Treatment of cataract
►    Medical treatment: No medical treatment is effective once the lens opacity has developed.

►    Surgical Treatment:
Indication for surgery:
    1. Cataract – when routine work becomes difficult due to reduced vision (attributable to cataract)
    2. Subluxated or dislocated lens
    3. Lens induced complications like phacolytic uveitis / glaucoma, phacoanaphylactic endophthalmitis, phacomorphic glaucoma.


►    Surgical Treatment:
    Options
    I. Intracapsular lens extraction (ICCE): Method of intracapsular cataract extraction (ICCE), now becoming obsolete, by which the entire lens including the capsule is removed by rupturing zonular ligaments.
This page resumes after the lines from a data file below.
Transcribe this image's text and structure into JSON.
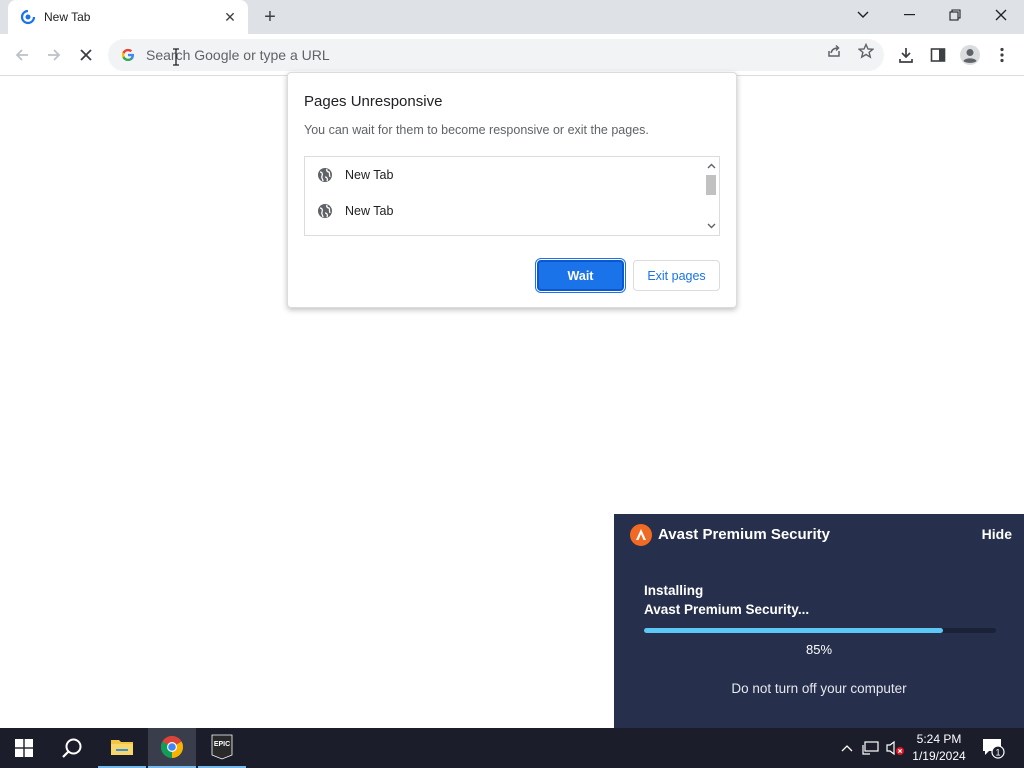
{
  "browser": {
    "tab": {
      "title": "New Tab",
      "favicon": "loading-spinner-icon",
      "close_icon": "close-icon"
    },
    "new_tab_icon": "plus-icon",
    "window_controls": [
      "tab-search-icon",
      "minimize-icon",
      "restore-icon",
      "close-icon"
    ],
    "toolbar": {
      "back_icon": "back-arrow-icon",
      "forward_icon": "forward-arrow-icon",
      "stop_icon": "stop-icon",
      "omnibox": {
        "placeholder": "Search Google or type a URL",
        "value": ""
      },
      "icons": [
        "share-icon",
        "bookmark-star-icon",
        "download-icon",
        "side-panel-icon",
        "profile-icon",
        "menu-icon"
      ]
    }
  },
  "dialog": {
    "title": "Pages Unresponsive",
    "description": "You can wait for them to become responsive or exit the pages.",
    "pages": [
      {
        "label": "New Tab",
        "icon": "globe-icon"
      },
      {
        "label": "New Tab",
        "icon": "globe-icon"
      }
    ],
    "wait_label": "Wait",
    "exit_label": "Exit pages"
  },
  "avast": {
    "title": "Avast Premium Security",
    "hide_label": "Hide",
    "status_line1": "Installing",
    "status_line2": "Avast Premium Security...",
    "progress_percent": 85,
    "progress_label": "85%",
    "warning": "Do not turn off your computer",
    "accent_color": "#f06a24",
    "progress_color": "#5cc8f5",
    "background_color": "#262f4b"
  },
  "taskbar": {
    "apps": [
      "windows-start-icon",
      "search-icon",
      "file-explorer-icon",
      "chrome-icon",
      "epic-games-icon"
    ],
    "epic_label": "EPIC",
    "tray_icons": [
      "chevron-up-icon",
      "network-icon",
      "volume-muted-icon",
      "notifications-icon"
    ],
    "time": "5:24 PM",
    "date": "1/19/2024",
    "notification_count": "1"
  }
}
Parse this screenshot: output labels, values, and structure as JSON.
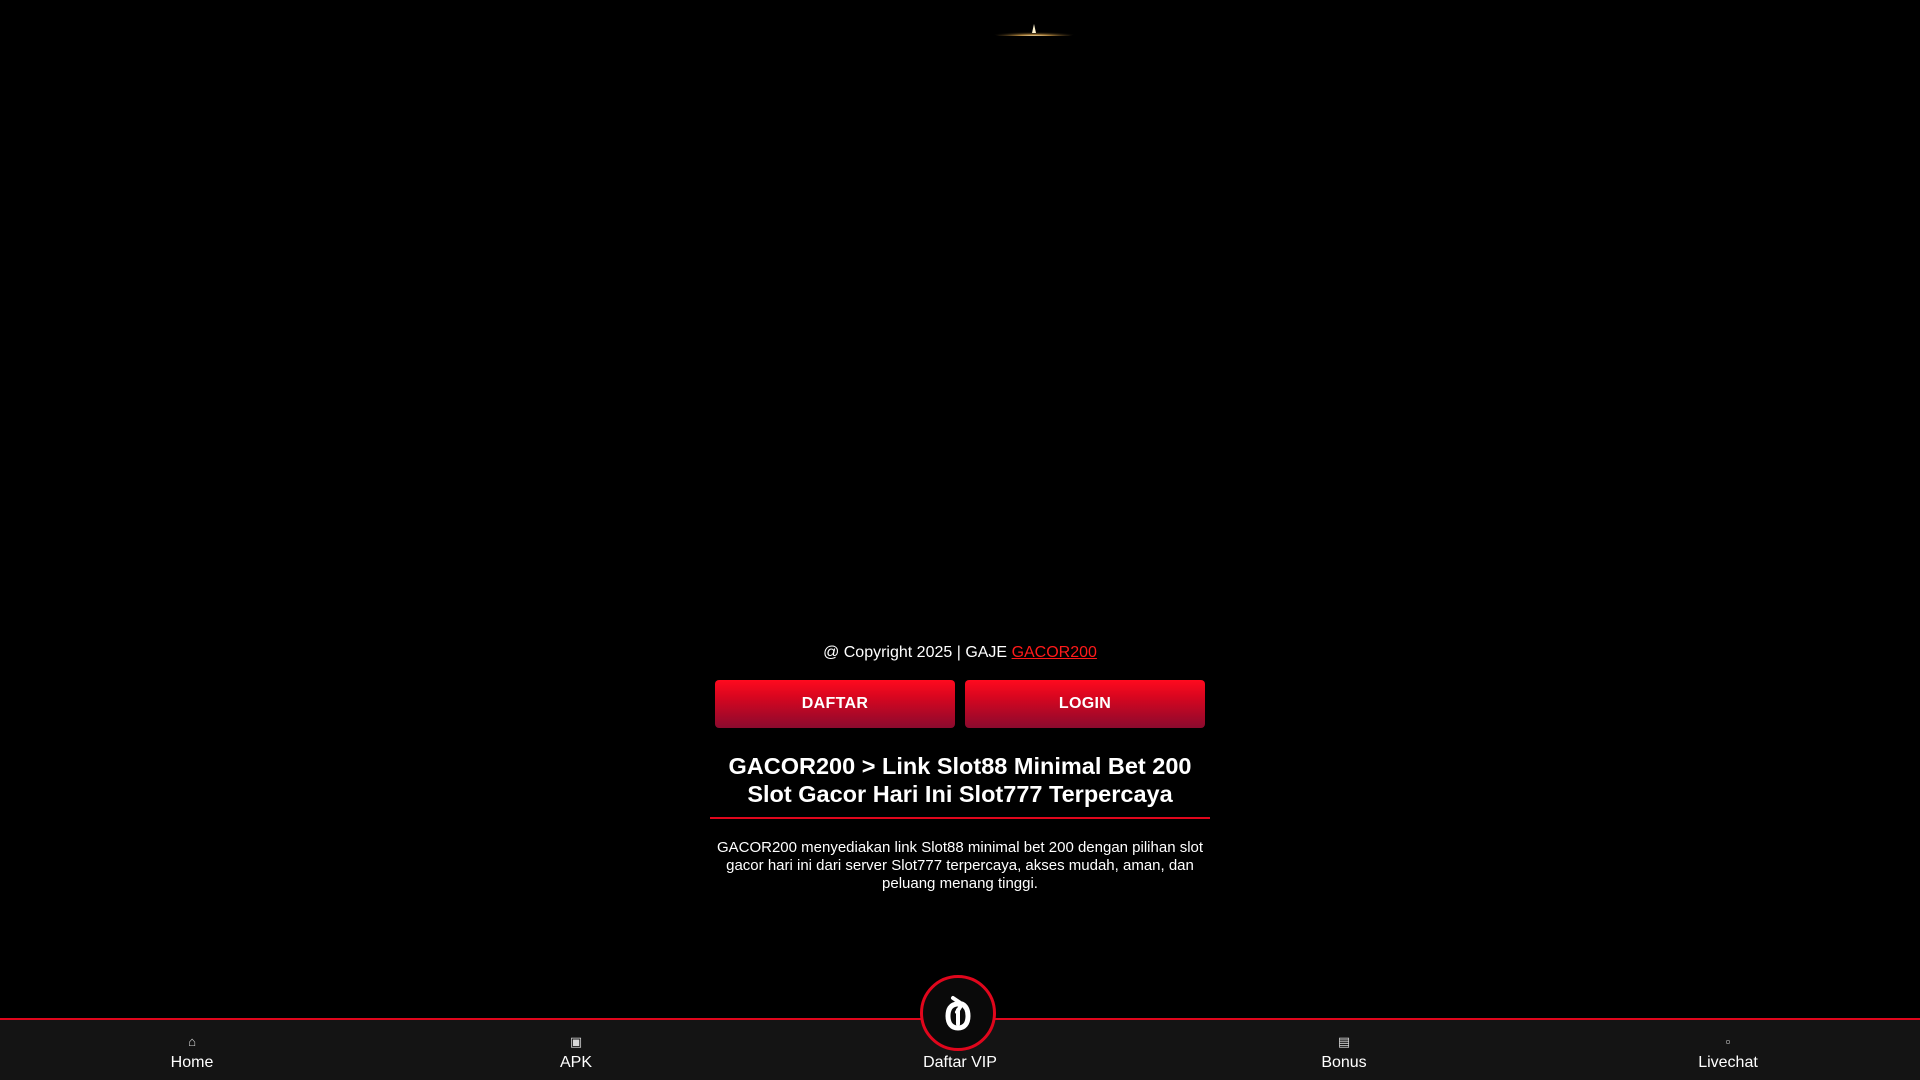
{
  "footer": {
    "copyright_prefix": "@ Copyright 2025 | GAJE",
    "copyright_link": "GACOR200"
  },
  "buttons": {
    "daftar": "DAFTAR",
    "login": "LOGIN"
  },
  "headline": {
    "line1": "GACOR200 > Link Slot88 Minimal Bet 200",
    "line2": "Slot Gacor Hari Ini Slot777 Terpercaya"
  },
  "description": "GACOR200 menyediakan link Slot88 minimal bet 200 dengan pilihan slot gacor hari ini dari server Slot777 terpercaya, akses mudah, aman, dan peluang menang tinggi.",
  "bottom_nav": {
    "items": [
      {
        "label": "Home",
        "icon": "home-icon"
      },
      {
        "label": "APK",
        "icon": "android-icon"
      },
      {
        "label": "Daftar VIP",
        "icon": "vip-logo-icon"
      },
      {
        "label": "Bonus",
        "icon": "gift-icon"
      },
      {
        "label": "Livechat",
        "icon": "chat-icon"
      }
    ]
  },
  "colors": {
    "background": "#000000",
    "accent_red": "#e0061c",
    "link_red": "#ff1a1a",
    "nav_background": "#141414"
  }
}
    II. Extracapsular Cataract Extraction (ECCE):
        Methods –
    1. Conventional ECCE
    2. ECCE by small incision cataract surgery (SICS)
    3. Lensectomy
    4. Phacoemulsification
   

Steps of ECCE
•    Anaesthesia
    a. General Anaesthesia : In children, psychiatric patients, senile dementia
    b. Local anaesthesia: Retrobulbar block, peribulbar block, along with or without facial block , topical anaesthesia
   
2. Cleaning of lids with 5% betadine solution and instillation of betadine solution in conjunctival sac
3. Draping
4. Superior Rectus suture in case of conventional ECCE and SICS
5. Conjunctival flap in case of SICS

6. Scleral tunnel incision or Corneo-scleral section or corneal or corneal tunnel incision
7. Anterior chamber entry
8. Injection of ocular viscosurgical device (OVD) in anterior chamber (HPMC or Sodium Hyaluronate)
9. Capsulotomy ( can opener or continuous curvilinear capsulorrhexis, CCC)
10. Hydrodissection and Hydrodelineation
11. Nucleus delivery (in conventional ECCE and SICS) / Phacoemulsification of nucleus (in phacoemulsification, machine , through titanium needle provides energy for emulsification of nucleus, needle vibrates at an speed of 20,000 Hz and pulverizes the nucleus)
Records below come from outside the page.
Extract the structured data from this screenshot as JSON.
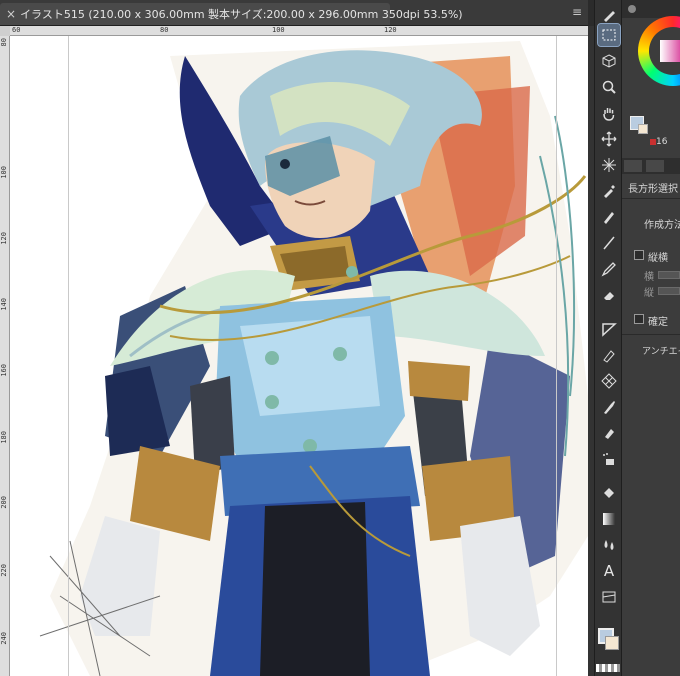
{
  "document": {
    "tab_close": "×",
    "tab_title": "イラスト515 (210.00 x 306.00mm 製本サイズ:200.00 x 296.00mm 350dpi 53.5%)",
    "tabbar_menu": "≡"
  },
  "ruler": {
    "top_labels": [
      "60",
      "80",
      "100",
      "120"
    ],
    "left_labels": [
      "80",
      "100",
      "120",
      "140",
      "160",
      "180",
      "200",
      "220",
      "240"
    ]
  },
  "tools": [
    {
      "name": "rect-select-tool",
      "icon": "dotted-rectangle",
      "active": true
    },
    {
      "name": "object-tool",
      "icon": "cube"
    },
    {
      "name": "zoom-tool",
      "icon": "magnifier"
    },
    {
      "name": "hand-tool",
      "icon": "hand"
    },
    {
      "name": "move-tool",
      "icon": "cross-arrows"
    },
    {
      "name": "auto-select-tool",
      "icon": "magic-wand"
    },
    {
      "name": "eyedropper-tool",
      "icon": "eyedropper"
    },
    {
      "name": "pen-tool",
      "icon": "pen-nib"
    },
    {
      "name": "line-tool",
      "icon": "slash"
    },
    {
      "name": "pencil-tool",
      "icon": "pencil"
    },
    {
      "name": "eraser-tool",
      "icon": "eraser"
    },
    {
      "name": "ruler-tool",
      "icon": "triangle-ruler"
    },
    {
      "name": "vector-tool",
      "icon": "vector-pen"
    },
    {
      "name": "pattern-tool",
      "icon": "diamond-grid"
    },
    {
      "name": "brush-tool",
      "icon": "brush"
    },
    {
      "name": "blend-tool",
      "icon": "blend"
    },
    {
      "name": "airbrush-tool",
      "icon": "airbrush"
    },
    {
      "name": "fill-tool",
      "icon": "bucket"
    },
    {
      "name": "gradient-tool",
      "icon": "gradient-square"
    },
    {
      "name": "blur-tool",
      "icon": "droplets"
    },
    {
      "name": "text-tool",
      "icon": "letter-a",
      "glyph": "A"
    },
    {
      "name": "frame-tool",
      "icon": "frame"
    }
  ],
  "panel": {
    "brush_size": "16",
    "tool_name": "長方形選択",
    "create_method_label": "作成方法",
    "aspect_label": "縦横",
    "width_label": "横",
    "height_label": "縦",
    "confirm_label": "確定",
    "antialias_label": "アンチエイ"
  },
  "colors": {
    "main": "#b9cce0",
    "sub": "#f4e7d2",
    "active_tool": "#5a6b80"
  }
}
12. Cortical clean up by aspiration and irrigation (BSS or Ringer lactate is used as irrigating fluid)
13. Filling of lens capsule (capsular bag) with OVD
14. Insertion of posterior chamber IOL (in the bag, in case of complications in the ciliary sulcus)
15. Removal of OVD from anterior chamber
16. Closure of wound of entry (corneoscleral wound requires sutures 10-0 silk or nylon), phaco and SICS incisions are self sealing.



Complications of Cataract Surgery
•    Due to local anesthesia: Retrobulbar haemorrhage, globe perforataion, oculocardiac reflex etc. 
•    Intra-operative complications : detachment of descemet’s membrane, damage to corneal endothelium, zonular dialysis, posterior capsular rupture

III. Early post-operative complications: wound leak and complications related to it (iris prolapse, flat anterior chamber), secondary glaucoma, postoperative infection, lens matter induced uveitis etc.


IV. Late post-operative complications: cystoid macular edema, posterior capsular opacification, corneal endothelial decompensation causing corneal edema, retinal detachment, displacement of IOL etc.